Une nuance importante : somnifère ou pas ?

La chlorphéniramine n’est pas un somnifère au sens strict : elle n’est pas conçue pour induire ou maintenir le sommeil. Son effet sédatif est un effet secondaire. En revanche, elle peut aider à s’endormir dans des situations ponctuelles, comme un décalage horaire ou une nuit agitée. Mais pour une insomnie chronique, ce n’est pas la bonne solution.

De même, pour les nausées, elle n’est qu’un palliatif parmi d’autres. Si vous êtes sujet au mal des transports, des traitements plus spécifiques existent. L’essentiel est de ne pas confondre usage ponctuel et traitement régulier.

Ce qu’il faut retenir

Un médicament polyvalent mais à utiliser avec discernement

La chlorphéniramine (Notamine) est un antihistaminique de première génération efficace contre les allergies, mais dont la somnolence est un effet secondaire majeur. Beaucoup l’utilisent pour dormir ou calmer les nausées en voyage, mais ces usages sont détournés et ne sont pas officiellement recommandés.

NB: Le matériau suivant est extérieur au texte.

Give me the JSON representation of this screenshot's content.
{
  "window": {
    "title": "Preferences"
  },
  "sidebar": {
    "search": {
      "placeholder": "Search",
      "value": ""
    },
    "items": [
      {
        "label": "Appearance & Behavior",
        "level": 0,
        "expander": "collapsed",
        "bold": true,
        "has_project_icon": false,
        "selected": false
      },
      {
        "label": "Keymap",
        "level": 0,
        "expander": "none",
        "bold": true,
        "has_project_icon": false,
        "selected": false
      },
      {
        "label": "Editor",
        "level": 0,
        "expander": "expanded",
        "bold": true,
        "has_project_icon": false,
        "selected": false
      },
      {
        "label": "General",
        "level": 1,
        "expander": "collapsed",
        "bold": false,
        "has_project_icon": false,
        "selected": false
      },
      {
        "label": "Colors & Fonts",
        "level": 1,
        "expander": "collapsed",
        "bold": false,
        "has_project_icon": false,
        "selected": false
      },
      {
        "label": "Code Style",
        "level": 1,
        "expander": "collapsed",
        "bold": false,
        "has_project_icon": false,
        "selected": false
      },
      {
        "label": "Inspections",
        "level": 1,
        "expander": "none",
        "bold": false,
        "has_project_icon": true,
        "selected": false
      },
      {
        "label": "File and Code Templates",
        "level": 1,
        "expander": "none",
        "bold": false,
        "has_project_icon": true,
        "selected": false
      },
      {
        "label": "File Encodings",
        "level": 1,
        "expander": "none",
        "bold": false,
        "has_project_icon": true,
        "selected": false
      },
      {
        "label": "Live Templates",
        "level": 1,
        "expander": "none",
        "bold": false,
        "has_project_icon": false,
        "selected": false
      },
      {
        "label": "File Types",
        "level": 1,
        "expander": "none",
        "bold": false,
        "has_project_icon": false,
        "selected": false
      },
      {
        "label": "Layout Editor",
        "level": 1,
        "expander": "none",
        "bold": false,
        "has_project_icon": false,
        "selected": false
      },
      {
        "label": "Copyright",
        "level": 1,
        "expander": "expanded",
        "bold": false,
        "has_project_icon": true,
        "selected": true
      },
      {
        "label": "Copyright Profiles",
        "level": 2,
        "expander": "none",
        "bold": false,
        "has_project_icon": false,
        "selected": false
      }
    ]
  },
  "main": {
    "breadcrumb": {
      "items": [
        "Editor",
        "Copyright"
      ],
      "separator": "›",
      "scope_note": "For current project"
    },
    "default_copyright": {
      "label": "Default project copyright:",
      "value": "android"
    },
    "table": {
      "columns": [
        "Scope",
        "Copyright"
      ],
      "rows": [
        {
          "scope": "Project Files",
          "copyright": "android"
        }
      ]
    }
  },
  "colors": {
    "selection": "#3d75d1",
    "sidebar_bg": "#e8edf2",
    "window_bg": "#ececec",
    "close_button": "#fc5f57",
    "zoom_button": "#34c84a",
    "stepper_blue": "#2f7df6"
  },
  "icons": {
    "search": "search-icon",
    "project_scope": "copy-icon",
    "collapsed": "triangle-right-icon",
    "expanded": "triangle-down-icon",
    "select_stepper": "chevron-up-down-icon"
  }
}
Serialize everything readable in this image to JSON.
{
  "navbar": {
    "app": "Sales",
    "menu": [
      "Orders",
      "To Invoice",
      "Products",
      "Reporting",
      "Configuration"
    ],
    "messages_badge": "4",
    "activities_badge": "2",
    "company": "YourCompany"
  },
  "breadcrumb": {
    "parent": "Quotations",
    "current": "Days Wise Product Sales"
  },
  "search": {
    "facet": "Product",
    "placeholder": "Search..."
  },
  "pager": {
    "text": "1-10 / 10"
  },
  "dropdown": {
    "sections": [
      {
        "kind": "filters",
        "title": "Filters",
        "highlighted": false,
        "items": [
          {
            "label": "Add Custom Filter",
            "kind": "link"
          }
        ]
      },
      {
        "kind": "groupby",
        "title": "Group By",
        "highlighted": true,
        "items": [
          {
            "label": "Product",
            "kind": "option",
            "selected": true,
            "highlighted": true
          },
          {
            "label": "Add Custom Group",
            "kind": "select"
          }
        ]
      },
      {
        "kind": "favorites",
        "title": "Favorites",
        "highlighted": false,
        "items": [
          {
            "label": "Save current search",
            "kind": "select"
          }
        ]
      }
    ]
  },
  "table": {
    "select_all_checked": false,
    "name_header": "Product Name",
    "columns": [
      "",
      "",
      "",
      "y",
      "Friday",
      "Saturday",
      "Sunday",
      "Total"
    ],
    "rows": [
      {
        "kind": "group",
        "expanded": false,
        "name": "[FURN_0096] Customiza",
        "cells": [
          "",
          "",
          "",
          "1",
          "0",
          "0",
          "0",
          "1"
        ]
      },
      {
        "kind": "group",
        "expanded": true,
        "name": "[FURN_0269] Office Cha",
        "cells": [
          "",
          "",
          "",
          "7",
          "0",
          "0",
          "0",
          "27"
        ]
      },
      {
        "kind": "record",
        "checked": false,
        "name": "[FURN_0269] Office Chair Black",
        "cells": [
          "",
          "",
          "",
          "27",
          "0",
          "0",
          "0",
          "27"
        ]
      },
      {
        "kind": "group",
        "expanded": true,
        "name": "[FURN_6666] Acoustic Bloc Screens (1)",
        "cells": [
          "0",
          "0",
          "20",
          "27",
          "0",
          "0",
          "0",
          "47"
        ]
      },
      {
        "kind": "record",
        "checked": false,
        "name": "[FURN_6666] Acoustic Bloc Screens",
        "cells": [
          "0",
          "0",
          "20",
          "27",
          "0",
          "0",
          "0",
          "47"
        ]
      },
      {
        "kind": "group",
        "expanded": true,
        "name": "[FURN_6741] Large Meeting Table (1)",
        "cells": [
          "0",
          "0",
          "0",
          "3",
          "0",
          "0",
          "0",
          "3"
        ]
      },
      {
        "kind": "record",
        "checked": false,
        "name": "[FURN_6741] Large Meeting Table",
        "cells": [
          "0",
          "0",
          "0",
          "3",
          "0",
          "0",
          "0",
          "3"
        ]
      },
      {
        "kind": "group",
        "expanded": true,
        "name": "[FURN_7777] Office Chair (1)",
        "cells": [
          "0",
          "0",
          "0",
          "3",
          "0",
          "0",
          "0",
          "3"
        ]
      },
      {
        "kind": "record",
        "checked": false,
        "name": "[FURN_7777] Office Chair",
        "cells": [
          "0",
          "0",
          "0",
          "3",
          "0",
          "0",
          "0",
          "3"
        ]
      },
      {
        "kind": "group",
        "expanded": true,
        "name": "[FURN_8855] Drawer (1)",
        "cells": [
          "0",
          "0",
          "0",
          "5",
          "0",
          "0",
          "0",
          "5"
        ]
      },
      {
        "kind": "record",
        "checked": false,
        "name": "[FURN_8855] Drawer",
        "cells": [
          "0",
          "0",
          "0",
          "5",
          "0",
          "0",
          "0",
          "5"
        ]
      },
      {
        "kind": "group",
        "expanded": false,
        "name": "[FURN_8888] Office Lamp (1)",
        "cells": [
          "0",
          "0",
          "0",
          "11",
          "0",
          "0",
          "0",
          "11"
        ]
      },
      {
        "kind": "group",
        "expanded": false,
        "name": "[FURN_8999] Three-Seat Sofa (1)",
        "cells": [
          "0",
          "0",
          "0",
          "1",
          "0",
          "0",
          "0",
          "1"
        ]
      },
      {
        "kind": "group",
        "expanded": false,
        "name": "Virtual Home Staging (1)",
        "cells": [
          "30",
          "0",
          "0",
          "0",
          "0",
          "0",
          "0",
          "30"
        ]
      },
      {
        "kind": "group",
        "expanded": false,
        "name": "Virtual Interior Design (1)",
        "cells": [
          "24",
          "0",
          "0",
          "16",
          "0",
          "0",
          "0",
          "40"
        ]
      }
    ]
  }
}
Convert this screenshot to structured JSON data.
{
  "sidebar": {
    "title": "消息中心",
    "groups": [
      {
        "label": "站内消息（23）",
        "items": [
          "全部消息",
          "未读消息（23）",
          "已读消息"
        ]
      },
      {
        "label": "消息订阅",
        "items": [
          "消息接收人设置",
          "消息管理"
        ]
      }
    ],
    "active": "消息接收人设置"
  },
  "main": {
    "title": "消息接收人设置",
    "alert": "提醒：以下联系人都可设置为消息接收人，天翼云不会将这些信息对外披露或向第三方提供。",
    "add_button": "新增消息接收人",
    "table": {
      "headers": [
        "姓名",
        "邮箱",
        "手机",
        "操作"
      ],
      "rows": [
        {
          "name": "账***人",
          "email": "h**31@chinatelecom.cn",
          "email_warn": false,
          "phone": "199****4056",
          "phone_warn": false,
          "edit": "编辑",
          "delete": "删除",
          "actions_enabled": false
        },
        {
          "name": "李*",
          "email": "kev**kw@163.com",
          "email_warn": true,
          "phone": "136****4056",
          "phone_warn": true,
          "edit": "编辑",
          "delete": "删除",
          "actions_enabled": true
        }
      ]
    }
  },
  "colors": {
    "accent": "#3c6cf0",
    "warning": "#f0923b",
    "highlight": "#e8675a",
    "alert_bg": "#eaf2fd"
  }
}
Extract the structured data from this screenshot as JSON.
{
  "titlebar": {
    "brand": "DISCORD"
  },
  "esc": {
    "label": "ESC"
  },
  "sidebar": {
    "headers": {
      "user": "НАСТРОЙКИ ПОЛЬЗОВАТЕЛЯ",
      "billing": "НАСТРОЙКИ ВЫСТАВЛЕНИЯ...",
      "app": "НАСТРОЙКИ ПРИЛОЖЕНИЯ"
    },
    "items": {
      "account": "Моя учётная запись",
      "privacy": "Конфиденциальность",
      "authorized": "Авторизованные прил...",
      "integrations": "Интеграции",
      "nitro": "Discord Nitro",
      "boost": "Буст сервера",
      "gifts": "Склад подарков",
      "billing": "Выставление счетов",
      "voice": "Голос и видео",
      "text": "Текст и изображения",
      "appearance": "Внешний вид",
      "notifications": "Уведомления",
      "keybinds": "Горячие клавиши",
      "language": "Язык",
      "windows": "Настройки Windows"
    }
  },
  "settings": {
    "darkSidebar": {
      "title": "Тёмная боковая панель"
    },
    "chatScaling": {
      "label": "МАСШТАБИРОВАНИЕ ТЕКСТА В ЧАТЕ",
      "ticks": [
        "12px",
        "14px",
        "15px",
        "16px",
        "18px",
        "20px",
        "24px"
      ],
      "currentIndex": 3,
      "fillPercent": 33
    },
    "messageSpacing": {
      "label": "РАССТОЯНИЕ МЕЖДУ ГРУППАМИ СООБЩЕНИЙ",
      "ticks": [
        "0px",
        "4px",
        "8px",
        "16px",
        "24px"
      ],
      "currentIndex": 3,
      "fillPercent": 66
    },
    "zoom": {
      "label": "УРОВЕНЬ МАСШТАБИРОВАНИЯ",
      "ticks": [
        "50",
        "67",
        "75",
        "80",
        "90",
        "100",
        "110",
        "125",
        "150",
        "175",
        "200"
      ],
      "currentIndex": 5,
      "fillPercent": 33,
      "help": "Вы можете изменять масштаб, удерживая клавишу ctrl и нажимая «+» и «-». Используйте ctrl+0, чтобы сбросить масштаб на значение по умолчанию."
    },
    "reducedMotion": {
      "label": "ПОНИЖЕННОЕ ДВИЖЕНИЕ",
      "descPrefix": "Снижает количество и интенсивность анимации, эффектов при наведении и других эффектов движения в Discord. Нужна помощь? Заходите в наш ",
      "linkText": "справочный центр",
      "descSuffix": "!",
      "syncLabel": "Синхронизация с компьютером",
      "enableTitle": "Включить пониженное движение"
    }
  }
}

Les points clés à retenir :

  • Pour les allergies : c’est son indication principale, mais privilégiez les antihistaminiques non sédatifs si la somnolence vous gêne.
  • Pour le sommeil : usage ponctuel seulement, jamais plus d’une semaine. Si vos troubles persistent, consultez un médecin.
  • Pour le mal des transports : efficace, mais d’autres options existent avec moins de somnolence.
  • Risques : tolérance, interactions (alcool, autres sédatifs), effets indésirables (sécheresse, constipation).
  • Contre-indications : glaucome, adénome de la prostate, allaitement (à vérifier).

En pratique, que faire ?

Si vous avez des difficultés de sommeil, ne comptez pas sur la chlorphéniramine comme solution miracle. Elle peut dépanner une nuit ou deux, mais pour une insomnie durable, des approches non médicamenteuses (hygiène du sommeil, relaxation, thérapie cognitive) sont plus sûres et efficaces. De même, pour les nausées en voyage, parlez-en à votre pharmacien : il existe des traitements adaptés sans effet sédatif.

“L’automédication a ses limites. Un usage raisonné et ponctuel est acceptable, mais un avis médical reste indispensable en cas de doute.”

En résumé, la chlorphéniramine est un outil pratique dans certaines situations, mais ce n’est ni un somnifère ni un anti-nauséeux de référence. Utilisez-la en connaissance de cause, et toujours avec modération.